Black Adam is a mixed bag and is generally pretty mindless and disposable, albeit reasonably entertaining. Despite a two hour run time, the film never takes the time to breathe and focus on developing its character, instead choosing to prioritise action sequence after action sequence. By the end of the a climactic battle towards the end of the film’s second act, it’s pretty derivative superhero fare but the third act somewhat reframes the first two acts in a more interesting light.
Crucially, Johnson’s great in the titular role and it will be exciting to see his anti-hero come face-to-face with other DCEU characters in the future. Of the other performances, both Shahi and Sabongui make for solid reference points to Kahndaq, and Mohammed Amer gets some rousing lines as Amon’s Uncle.
The Justice Society are particularly problematic, saddled with poor dialogue and cliche-ridden. An eye-openly poor opening sees them convene after receiving orders from Waller to locate Black Adam and the manner in which they leave Doctor Fate’s mansion on a fighter jet is lifted straight from X-Men. Hodge puts in a good effort as Hawkman, both Centineo and Swindell fail to leave an impression and Brosnan is just here to pick up the cheque.
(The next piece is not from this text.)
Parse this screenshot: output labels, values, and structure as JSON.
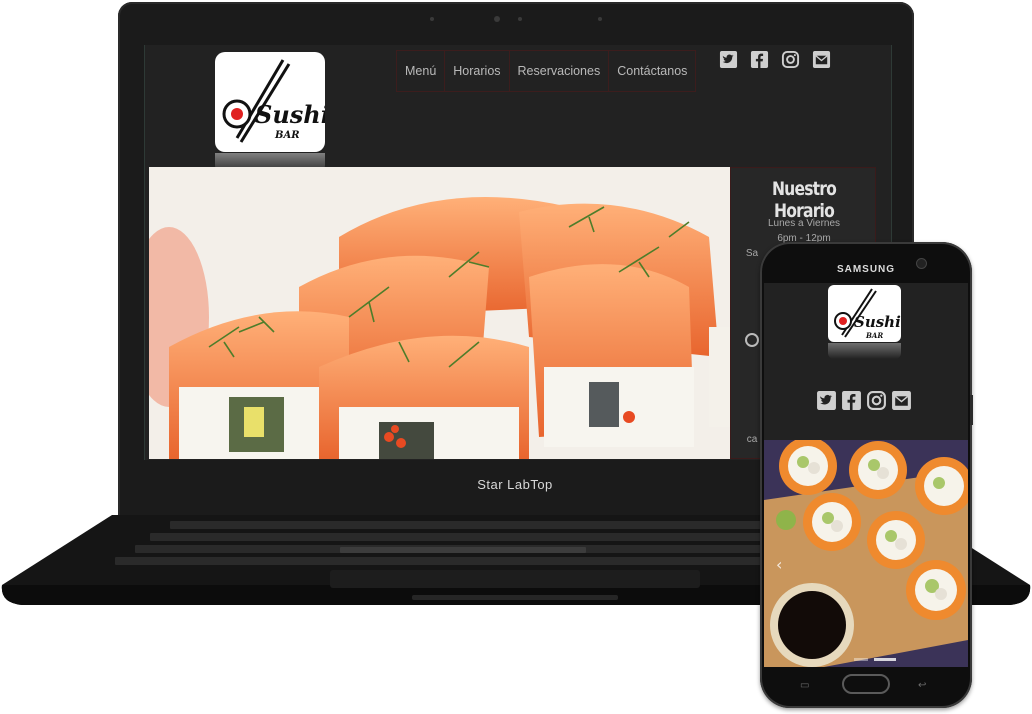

The visual effects are often ropey, considering its sizeable $200 million budget and the film is far too reliant on CGI. Despite sterling work on Joker, Lawrence Sher’s cinematography is also disappointing, resorting to quick cuts. Lorne Balfe’s score is certainly loud but not particularly memorable.
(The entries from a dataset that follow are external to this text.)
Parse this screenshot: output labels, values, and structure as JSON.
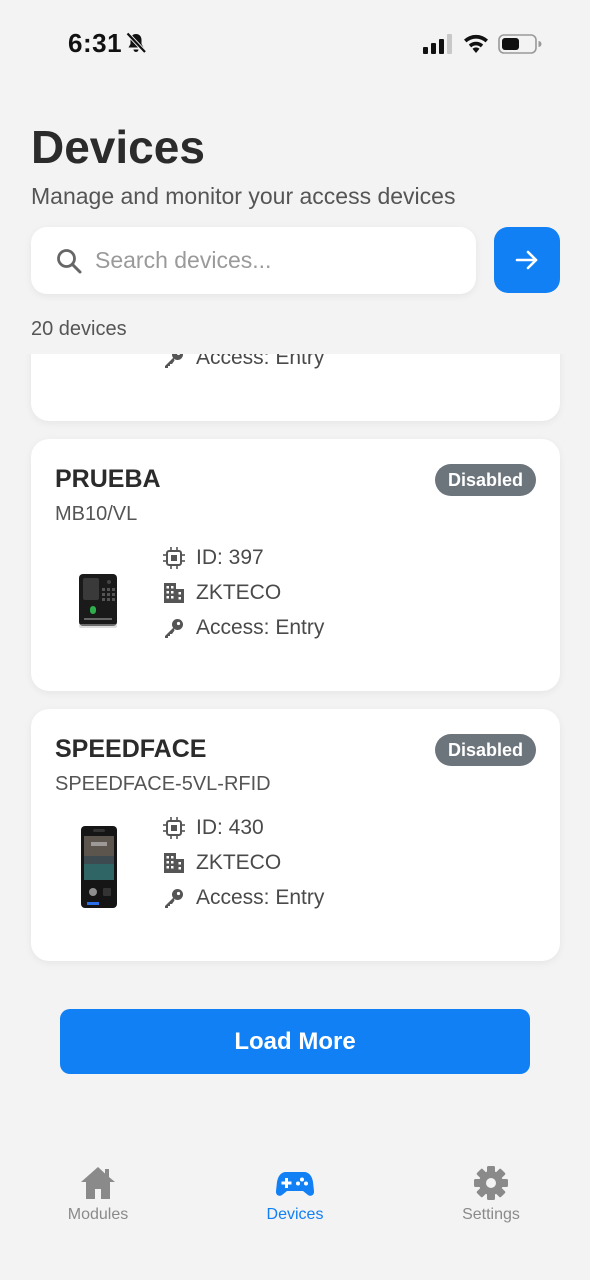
{
  "status_bar": {
    "time": "6:31"
  },
  "header": {
    "title": "Devices",
    "subtitle": "Manage and monitor your access devices"
  },
  "search": {
    "placeholder": "Search devices...",
    "value": ""
  },
  "device_count": "20 devices",
  "devices": [
    {
      "access": "Access: Entry"
    },
    {
      "name": "PRUEBA",
      "model": "MB10/VL",
      "status": "Disabled",
      "id": "ID: 397",
      "brand": "ZKTECO",
      "access": "Access: Entry"
    },
    {
      "name": "SPEEDFACE",
      "model": "SPEEDFACE-5VL-RFID",
      "status": "Disabled",
      "id": "ID: 430",
      "brand": "ZKTECO",
      "access": "Access: Entry"
    }
  ],
  "load_more_label": "Load More",
  "tabs": [
    {
      "label": "Modules",
      "icon": "home-icon",
      "active": false
    },
    {
      "label": "Devices",
      "icon": "gamepad-icon",
      "active": true
    },
    {
      "label": "Settings",
      "icon": "gear-icon",
      "active": false
    }
  ],
  "colors": {
    "accent": "#1180f5",
    "badge": "#6c747c",
    "background": "#f3f3f3"
  }
}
Collet-Serra’s direction is rather anonymous but the hallmarks of a more adult-oriented film are evident. Prior to the film’s release, the studio were required to make cuts to achieve a 12A / PG-13 rating – arguably, a 15 / R rating is just what the film needs to elevate it.
There’s also a mind-boggling reference to Sergio Leone’s The Good, The Bad and The Ugly in which Collet-Serra contrasts a Mexican standoff with Black Adam’s superhero ability, which is unforgivable.
Black Adam isn’t the DCEU’s crowning achievement and it’s a shame it rarely strays from superhero convention. At least it takes a handful of narrative risks in its third act that make it worthwhile and whilst there are inklings of a more genre-progressive film, the framing of the titular character as an anti-hero is an inspired creative choice. Still, Black Adam functions in setting the foundations of the character with Johnson is clearly game in the role and the film is entertaining, even if you’ll forget it shortly after the credits start to roll.